Datasets for Conversational AI
This project allows users to load multiple datasets useful for research in conversational AI, spoken dialogue systems, and linguistics. It leverages the transformers dataset infrastructure to download and provide efficient access to variations of the same datasets - maintaining a single copy of the raw data and using minimal disk space to store dataset variations.
Project Dates: 8/21/22 - 8/21/23
Date Published: 6/23/24
Overview
I started this project to develop data pipelines that enable users to load multiple datasets useful for research in conversational AI, spoken dialogue systems, and linguistics. The primary contributions include:
- Leveraging the transformers dataset infrastructure to download and provide efficient access to variations of the same datasets.
- Maintaining a single copy of the raw data while using minimal disk space to store dataset variations.
- Providing access to a features package that can extract commonly required features from these datasets, such as voice activity.
This was inspired by Erik’s datasets turn-taking project.
About
The data pipelines project allows users to load multiple datasets useful for research in conversational AI, spoken dialogue systems, and linguistics. It leverages the transformers dataset infrastructure to download and provide efficient access to variations of the same datasets, maintaining a single copy of the raw data and using minimal disk space to store dataset variations. Additionally, it provides access to a features package that can be used to extract commonly required features from these datasets (e.g., voice activity).
The goal is to abstract the process of loading datasets that are useful for conversation research and allow researchers to focus on model development. It is unique because it provides access to tools and variations of datasets that might not be publicly available.
Datasets and Variants
Dataset Name | Variant | Description |
---|---|---|
Callfriend | default | Provides access to text features per conversation. |
audio | Provides access to raw audio per conversation. | |
Callhome | default | Contains text features of telephone conversations. |
audio | Contains raw audio of telephone conversations. | |
Fisher | default | Includes time-aligned transcripts of conversations. |
audio | Includes audio paths of conversations. | |
Maptask | default | Provides access to dialogue transcripts. |
audio | Provides access to audio recordings of dialogues. | |
Switchboard | isip-aligned | Contains ISIP-aligned transcripts of conversations. |
swda | Contains SWDA-aligned transcripts of conversations. | |
ldc-audio | Contains raw audio of conversations. |
Features Package
The goal of this project is to be able to easily download and parse commonly used datasets in Conversational AI research. The load_dataset
method described in previous methods provides access to common features for each dataset. However, depending on the application, there may be a need to extract additional features. For example, audio feature sets (such as GeMAPS) may be required - or voice activity from the transcripts may be required.
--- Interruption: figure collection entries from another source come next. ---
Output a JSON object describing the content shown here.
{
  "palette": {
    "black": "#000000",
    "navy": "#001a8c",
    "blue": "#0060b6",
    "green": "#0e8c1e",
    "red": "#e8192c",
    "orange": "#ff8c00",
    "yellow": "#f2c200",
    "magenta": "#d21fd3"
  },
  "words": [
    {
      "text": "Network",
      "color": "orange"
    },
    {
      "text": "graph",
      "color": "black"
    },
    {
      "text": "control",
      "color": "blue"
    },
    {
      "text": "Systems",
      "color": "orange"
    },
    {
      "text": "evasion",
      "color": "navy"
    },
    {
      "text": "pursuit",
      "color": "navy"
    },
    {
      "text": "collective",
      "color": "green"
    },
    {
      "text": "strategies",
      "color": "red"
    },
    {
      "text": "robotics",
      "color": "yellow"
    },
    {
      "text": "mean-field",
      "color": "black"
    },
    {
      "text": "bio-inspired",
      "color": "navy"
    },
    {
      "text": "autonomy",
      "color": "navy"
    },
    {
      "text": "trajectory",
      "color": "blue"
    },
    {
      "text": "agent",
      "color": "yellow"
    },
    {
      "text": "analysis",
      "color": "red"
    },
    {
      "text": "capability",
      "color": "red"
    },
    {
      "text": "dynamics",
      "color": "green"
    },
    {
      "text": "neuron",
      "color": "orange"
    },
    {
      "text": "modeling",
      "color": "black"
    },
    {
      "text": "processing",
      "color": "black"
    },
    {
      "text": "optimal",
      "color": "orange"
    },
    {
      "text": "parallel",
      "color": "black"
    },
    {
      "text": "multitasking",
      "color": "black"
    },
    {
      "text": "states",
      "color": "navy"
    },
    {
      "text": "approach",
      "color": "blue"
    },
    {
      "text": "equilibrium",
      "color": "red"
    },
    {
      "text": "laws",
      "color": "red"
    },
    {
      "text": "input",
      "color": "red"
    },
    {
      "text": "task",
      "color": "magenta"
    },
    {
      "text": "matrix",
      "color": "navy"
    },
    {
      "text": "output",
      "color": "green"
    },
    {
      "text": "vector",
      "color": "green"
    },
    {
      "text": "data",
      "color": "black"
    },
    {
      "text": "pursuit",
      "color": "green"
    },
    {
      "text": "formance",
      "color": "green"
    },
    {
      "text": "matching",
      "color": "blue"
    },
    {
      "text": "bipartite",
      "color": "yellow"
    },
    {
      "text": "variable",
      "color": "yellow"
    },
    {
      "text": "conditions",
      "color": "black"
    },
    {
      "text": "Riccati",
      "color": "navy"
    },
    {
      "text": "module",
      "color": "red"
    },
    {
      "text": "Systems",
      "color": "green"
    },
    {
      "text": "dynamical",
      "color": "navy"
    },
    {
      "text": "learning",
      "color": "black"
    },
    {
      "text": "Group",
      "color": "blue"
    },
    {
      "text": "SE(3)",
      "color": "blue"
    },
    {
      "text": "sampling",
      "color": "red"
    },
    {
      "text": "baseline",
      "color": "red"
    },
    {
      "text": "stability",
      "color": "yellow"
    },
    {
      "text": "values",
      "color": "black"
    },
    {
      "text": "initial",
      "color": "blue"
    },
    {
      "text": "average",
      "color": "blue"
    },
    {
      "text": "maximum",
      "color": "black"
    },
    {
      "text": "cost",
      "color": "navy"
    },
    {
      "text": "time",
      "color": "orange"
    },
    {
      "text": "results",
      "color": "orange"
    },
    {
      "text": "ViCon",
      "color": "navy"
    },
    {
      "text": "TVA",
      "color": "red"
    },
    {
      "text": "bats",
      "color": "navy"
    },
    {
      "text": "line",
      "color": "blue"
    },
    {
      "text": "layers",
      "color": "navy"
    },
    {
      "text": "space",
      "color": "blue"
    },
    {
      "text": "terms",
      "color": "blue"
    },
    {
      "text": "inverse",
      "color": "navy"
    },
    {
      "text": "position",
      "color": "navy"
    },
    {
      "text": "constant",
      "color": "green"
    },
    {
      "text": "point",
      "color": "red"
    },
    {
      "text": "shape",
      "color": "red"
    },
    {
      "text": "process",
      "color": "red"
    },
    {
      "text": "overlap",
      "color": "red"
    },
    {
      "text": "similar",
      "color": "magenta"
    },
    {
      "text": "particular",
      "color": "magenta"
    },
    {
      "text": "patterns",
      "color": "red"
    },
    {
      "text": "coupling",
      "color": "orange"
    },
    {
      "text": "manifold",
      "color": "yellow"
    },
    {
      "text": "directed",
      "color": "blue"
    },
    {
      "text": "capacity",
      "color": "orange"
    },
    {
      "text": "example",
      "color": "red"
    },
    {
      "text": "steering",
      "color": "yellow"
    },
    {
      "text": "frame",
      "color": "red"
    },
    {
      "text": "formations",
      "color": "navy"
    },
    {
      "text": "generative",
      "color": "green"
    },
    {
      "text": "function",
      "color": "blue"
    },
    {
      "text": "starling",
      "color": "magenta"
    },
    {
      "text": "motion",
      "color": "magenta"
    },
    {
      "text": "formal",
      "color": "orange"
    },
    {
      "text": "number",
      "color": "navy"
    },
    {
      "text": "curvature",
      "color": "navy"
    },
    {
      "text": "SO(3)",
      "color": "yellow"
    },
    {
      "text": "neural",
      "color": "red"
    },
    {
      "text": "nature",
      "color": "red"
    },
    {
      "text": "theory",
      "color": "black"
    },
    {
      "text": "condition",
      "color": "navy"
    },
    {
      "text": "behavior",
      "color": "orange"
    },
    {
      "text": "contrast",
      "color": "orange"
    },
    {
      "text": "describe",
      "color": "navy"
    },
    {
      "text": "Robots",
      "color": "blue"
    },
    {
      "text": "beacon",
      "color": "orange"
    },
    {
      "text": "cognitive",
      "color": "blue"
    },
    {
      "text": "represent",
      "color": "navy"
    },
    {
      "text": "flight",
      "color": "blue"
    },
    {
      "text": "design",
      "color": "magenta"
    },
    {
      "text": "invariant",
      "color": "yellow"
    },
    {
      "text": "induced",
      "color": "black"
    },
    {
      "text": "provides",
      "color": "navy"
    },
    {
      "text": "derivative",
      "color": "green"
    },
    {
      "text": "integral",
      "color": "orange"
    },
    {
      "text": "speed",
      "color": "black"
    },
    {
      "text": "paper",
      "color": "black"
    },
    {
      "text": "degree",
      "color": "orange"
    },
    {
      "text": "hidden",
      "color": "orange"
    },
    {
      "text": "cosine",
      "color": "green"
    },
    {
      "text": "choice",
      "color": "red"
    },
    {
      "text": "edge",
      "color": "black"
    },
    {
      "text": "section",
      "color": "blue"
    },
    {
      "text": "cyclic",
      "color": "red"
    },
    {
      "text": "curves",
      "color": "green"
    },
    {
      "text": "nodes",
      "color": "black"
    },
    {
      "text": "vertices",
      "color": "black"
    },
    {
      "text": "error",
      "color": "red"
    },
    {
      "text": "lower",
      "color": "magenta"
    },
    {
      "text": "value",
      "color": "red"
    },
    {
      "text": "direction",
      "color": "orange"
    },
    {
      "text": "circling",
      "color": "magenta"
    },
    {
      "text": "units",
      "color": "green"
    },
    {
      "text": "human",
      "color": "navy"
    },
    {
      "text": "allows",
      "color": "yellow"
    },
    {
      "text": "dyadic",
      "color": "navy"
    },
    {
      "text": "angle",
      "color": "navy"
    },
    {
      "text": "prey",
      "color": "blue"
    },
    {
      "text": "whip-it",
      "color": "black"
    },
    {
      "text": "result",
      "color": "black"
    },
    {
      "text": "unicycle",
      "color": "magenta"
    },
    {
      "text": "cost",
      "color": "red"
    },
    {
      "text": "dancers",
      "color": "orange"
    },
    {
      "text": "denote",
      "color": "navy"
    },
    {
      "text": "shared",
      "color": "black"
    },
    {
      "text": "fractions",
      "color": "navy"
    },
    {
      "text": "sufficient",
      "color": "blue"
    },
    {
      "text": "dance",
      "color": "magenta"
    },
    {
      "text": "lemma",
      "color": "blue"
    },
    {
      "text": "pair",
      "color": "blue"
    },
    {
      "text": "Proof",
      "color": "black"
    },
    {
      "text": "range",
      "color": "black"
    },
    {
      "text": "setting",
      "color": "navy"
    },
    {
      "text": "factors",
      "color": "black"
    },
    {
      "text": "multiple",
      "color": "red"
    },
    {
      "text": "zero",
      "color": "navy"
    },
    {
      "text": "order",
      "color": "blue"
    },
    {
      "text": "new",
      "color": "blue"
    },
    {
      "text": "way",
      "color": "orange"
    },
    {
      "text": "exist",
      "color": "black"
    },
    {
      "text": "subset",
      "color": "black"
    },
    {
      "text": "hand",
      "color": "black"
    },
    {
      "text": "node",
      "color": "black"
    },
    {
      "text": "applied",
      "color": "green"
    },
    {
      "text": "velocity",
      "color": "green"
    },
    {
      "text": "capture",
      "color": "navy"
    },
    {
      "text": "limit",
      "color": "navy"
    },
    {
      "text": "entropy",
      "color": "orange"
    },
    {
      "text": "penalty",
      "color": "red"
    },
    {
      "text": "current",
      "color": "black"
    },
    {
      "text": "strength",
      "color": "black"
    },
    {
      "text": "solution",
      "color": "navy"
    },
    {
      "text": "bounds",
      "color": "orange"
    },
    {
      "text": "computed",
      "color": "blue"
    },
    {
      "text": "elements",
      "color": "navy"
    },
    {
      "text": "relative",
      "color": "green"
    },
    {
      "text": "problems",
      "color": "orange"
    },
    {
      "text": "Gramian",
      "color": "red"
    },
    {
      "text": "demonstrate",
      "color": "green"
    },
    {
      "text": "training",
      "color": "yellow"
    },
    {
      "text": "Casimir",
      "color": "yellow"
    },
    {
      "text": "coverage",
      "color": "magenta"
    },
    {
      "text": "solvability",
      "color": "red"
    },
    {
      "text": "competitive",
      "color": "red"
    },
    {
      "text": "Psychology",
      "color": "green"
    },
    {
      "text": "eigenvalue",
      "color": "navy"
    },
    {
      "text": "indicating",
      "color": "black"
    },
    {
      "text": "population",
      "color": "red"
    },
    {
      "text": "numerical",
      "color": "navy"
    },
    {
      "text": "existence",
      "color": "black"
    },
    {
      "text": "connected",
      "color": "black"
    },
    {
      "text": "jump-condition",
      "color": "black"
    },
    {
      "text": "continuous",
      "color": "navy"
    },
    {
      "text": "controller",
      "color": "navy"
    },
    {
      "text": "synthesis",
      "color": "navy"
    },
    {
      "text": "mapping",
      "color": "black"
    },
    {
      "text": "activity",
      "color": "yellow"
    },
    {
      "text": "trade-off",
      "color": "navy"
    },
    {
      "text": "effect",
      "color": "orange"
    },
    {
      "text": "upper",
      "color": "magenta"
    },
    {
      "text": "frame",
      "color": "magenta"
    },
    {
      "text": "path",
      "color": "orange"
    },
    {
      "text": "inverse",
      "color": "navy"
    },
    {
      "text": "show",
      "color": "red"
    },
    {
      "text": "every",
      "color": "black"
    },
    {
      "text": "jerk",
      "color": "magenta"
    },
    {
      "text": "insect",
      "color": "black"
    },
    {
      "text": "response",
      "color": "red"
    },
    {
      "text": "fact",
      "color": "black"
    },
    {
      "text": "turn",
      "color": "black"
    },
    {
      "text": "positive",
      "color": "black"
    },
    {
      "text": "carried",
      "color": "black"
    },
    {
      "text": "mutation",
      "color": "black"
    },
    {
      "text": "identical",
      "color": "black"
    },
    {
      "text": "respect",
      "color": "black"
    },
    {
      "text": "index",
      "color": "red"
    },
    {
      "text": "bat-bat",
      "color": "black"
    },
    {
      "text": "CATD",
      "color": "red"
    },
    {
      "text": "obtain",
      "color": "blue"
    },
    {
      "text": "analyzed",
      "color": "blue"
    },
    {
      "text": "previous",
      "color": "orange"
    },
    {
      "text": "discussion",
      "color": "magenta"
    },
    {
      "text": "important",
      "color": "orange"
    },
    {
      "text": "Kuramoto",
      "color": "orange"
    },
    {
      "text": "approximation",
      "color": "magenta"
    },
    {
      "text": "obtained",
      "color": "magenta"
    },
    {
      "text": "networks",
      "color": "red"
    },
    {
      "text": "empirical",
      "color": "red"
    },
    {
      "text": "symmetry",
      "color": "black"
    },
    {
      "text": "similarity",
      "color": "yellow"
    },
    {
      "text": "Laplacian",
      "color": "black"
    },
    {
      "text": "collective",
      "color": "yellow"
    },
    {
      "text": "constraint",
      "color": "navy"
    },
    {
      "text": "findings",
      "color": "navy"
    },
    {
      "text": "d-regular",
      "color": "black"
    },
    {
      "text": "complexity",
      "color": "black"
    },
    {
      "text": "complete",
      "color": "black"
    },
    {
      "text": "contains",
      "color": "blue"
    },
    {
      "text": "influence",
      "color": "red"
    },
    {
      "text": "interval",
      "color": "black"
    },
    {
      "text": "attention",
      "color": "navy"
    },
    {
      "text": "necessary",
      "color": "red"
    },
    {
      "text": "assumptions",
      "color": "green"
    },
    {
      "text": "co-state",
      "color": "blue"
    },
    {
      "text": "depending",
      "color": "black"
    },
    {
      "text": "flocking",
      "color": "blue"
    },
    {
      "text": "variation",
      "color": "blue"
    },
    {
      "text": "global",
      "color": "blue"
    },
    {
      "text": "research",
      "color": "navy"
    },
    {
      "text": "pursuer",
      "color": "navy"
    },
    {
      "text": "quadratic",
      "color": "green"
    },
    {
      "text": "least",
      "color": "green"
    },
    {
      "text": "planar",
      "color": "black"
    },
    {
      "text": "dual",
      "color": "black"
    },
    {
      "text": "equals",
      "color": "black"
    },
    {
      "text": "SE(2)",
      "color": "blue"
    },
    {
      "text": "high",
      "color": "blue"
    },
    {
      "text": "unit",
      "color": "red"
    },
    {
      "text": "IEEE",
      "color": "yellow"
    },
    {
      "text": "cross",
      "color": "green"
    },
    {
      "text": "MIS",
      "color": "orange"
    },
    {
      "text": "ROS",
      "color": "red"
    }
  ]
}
The Features package provides access to methods that may be used for these purposes. Some key features include:
- Audio Feature Extraction: Methods to extract audio features such as GeMAPS using tools like OpenSmile.
- Voice Activity Detection: Algorithms to detect and segment voice activity within audio recordings.
- Text Features: Extraction of linguistic features from transcripts, such as part-of-speech tagging and syntactic parsing.
The goal is to map these methods onto the dataset and save the results for efficient access later, enabling researchers to focus on their core research without worrying about the preprocessing steps.
NOTE: Further documentation is forthcoming.